I suppose it is additionally insightful that Joan, my wife, who doesn’t spend anywhere near as much time analyzing and studying and reading all this movie stuff, got the same number correct as I did. She filled out her ballot an hour before the ceremony and, she admits, mostly just guessed. So much for working at it!
The single biggest takeaway from this year’s Oscars is that the traditional movie industry has some work to do. While Dune, a studio production, won the most Oscars, the biggest wins went to two films from streaming companies – CODA (Apple) and The Power of the Dog (Netflix). This solidifies recent trends away from movie theaters and more towards home theater screens and streaming. It also proves, I think, that the Academy and the industry is, slowly and not without some backsliding, adjusting to that change. I wouldn’t be surprised at all if soon the requirement that a film open in a movie theater in order to be considered for the Oscars is eliminated. But then everyone will have to wrestle with the question of whether something is a TV show or a movie? Definitions are changing.
Finally, how can I write about the Oscars without saying something about ‘the slap felt around the world.’ As of this morning Will Smith has apologized to Chris Rock, and the Academy has started an inquiry into the situation which could lead to suspending Smith’s Academy membership. While ‘they’ are minimizing the odds that Smith could lose his Oscar, it is still a possibility.
All of that is totally appropriate. Like many of you, I watched in stunned disbelief as the events went down and, initially, thought it was part of the joke. But it wasn’t and, after watching the rewinds, Smith was totally out of line. In the first place, if you watch the video, Will was actually laughing at Rock’s joke.
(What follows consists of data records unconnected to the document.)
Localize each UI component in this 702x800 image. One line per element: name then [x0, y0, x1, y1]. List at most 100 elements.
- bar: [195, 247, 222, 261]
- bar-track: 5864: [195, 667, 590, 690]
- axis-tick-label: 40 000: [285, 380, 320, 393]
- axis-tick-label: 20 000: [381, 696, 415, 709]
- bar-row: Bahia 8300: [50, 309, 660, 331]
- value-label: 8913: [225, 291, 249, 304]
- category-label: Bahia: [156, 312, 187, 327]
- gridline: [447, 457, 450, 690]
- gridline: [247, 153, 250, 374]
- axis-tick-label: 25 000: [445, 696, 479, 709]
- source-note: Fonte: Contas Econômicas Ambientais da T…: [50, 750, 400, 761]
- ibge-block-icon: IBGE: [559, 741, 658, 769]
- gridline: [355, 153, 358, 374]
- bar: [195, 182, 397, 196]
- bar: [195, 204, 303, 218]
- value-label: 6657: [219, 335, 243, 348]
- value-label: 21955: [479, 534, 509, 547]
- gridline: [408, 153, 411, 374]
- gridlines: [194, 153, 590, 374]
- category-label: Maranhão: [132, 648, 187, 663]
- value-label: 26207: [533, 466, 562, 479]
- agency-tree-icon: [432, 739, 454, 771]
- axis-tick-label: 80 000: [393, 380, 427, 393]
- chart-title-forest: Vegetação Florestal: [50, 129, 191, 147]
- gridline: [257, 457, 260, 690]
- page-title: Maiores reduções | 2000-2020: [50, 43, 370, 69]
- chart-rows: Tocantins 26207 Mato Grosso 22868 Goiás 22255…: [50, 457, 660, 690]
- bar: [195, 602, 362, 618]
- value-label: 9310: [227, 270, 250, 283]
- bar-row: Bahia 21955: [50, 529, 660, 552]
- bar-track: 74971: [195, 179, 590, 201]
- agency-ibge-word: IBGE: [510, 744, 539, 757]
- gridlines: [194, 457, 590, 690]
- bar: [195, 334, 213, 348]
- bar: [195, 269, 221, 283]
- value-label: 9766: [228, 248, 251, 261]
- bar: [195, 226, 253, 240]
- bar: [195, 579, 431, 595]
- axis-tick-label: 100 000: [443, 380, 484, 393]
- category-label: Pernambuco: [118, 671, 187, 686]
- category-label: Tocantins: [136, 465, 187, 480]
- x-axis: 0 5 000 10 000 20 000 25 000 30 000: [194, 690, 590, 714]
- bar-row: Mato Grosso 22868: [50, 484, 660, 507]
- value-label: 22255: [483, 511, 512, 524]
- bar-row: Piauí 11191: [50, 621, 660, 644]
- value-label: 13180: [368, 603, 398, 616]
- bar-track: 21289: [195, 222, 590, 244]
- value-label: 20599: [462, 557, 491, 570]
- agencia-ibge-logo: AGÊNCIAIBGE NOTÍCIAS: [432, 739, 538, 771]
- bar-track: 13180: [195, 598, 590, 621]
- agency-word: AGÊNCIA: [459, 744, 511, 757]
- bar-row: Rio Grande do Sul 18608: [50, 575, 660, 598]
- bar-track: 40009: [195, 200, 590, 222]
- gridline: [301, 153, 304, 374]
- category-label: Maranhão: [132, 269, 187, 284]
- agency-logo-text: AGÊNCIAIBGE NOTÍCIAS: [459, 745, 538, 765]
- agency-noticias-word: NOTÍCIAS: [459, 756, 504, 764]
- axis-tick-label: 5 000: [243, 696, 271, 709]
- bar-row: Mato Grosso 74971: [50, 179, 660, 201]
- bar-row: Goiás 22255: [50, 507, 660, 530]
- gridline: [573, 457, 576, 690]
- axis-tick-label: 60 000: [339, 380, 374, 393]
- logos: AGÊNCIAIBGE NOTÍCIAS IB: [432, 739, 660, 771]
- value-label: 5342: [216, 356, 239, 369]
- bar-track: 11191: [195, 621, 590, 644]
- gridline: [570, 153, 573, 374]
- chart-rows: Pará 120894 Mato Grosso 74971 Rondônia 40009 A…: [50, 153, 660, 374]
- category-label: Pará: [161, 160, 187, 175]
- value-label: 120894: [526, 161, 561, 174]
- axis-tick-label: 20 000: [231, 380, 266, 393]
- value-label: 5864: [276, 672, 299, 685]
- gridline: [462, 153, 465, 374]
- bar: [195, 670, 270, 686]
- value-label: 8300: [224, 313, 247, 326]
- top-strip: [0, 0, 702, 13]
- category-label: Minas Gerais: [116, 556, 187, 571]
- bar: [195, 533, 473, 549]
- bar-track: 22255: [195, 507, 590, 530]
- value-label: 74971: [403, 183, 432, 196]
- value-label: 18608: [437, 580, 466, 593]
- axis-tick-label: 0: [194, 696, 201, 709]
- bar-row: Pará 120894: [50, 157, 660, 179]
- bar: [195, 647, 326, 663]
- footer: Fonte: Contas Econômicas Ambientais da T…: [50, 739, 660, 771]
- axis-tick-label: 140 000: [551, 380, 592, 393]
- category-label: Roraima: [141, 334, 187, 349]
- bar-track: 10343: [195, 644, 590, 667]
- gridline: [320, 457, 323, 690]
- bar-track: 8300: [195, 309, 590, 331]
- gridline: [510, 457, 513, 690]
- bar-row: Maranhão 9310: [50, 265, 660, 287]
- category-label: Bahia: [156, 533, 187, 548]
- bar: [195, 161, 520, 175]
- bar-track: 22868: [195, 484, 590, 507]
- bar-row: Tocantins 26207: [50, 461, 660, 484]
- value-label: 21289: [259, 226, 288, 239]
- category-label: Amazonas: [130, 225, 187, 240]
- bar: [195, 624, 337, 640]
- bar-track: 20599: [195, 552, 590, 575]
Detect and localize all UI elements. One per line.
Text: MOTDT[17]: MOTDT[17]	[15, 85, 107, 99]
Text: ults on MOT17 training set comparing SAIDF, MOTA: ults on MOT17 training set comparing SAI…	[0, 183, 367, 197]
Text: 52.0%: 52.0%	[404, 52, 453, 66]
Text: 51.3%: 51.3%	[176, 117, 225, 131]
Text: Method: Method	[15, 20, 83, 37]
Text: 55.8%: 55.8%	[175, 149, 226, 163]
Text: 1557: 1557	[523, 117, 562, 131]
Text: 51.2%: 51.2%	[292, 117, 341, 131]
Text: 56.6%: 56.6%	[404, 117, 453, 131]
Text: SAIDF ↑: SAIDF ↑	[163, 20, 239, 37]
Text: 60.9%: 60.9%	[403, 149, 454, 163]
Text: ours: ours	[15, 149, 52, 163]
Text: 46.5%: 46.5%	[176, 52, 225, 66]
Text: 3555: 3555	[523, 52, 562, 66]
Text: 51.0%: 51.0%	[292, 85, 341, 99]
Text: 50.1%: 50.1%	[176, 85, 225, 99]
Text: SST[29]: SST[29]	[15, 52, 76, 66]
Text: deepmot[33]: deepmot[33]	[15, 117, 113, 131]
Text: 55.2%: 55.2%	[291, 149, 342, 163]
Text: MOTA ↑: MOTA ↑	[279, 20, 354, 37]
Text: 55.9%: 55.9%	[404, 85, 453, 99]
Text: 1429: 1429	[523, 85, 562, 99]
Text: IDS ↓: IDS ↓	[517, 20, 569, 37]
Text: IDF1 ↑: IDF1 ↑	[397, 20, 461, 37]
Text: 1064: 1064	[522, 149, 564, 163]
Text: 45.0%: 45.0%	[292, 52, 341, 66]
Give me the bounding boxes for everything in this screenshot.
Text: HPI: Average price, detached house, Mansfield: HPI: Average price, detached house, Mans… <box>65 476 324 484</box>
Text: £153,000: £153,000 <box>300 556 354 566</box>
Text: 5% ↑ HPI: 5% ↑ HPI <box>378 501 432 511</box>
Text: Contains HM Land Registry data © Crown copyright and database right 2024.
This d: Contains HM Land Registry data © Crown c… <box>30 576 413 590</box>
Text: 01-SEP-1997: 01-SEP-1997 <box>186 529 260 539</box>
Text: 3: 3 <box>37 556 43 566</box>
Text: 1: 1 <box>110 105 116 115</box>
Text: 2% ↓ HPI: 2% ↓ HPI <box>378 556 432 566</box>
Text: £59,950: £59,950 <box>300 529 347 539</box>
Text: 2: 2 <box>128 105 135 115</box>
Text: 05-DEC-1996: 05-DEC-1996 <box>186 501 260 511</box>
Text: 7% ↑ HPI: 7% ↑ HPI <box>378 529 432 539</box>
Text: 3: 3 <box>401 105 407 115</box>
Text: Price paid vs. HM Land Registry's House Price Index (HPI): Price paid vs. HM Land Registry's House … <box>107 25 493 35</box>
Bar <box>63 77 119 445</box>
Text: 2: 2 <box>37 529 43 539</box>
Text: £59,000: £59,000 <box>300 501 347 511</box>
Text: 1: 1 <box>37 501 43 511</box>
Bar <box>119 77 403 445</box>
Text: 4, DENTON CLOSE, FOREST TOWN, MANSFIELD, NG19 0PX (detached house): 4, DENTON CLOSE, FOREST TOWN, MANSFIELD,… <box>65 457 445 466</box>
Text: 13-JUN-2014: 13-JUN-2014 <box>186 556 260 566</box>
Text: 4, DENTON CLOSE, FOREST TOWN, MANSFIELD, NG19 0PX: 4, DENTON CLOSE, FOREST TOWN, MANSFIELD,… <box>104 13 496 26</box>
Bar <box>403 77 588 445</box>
But Jada was not. It seems that in just a few seconds of exchange between Jada and Will, he decided he had to defend his wife’s hurt honor and pride. Even if Rock was out of line (and that is something the three of them should discuss), Smith is never justified in an act of violence. To me it reduces the credibility of the entire Hollywood community and makes them hypocrites in the ongoing battle against violence, bullying, and irrational behavior. If the Smiths believe the joke was in bad taste then, first, Will Smith should not have laughed at it. But secondly, it should have been handled professionally and off screen and – most importantly – without resorting to violence. And a slap, even with an open hand, is still battery. If we say it is acceptable in this instance, then where do we draw a line?
As many have noted, the Oscars never fully recovered from that moment. So Will Smith spoiled what was, otherwise, a fairly successful evening. Beyoncé’s initial act – live from the same tennis courts in Compton where the Williams sisters got started – was exhilarating and artfully done. Oscar wins for women and minority groups show the Academy is making big strides towards eliminating structural prejudices. The three hosts were funny and it was worth it to bring hosting back to the ceremony. The so called “golden hour” – the early, pre-recorded awards show for most of the ‘minor’ categories, didn’t work for me and I’m not sure it resulted in any significant shortening of the event. It is, and always will be, a marathon to get through all the different crafts that make movies such wonderful ways to tell a story. I’m willing to put up with it just once a year.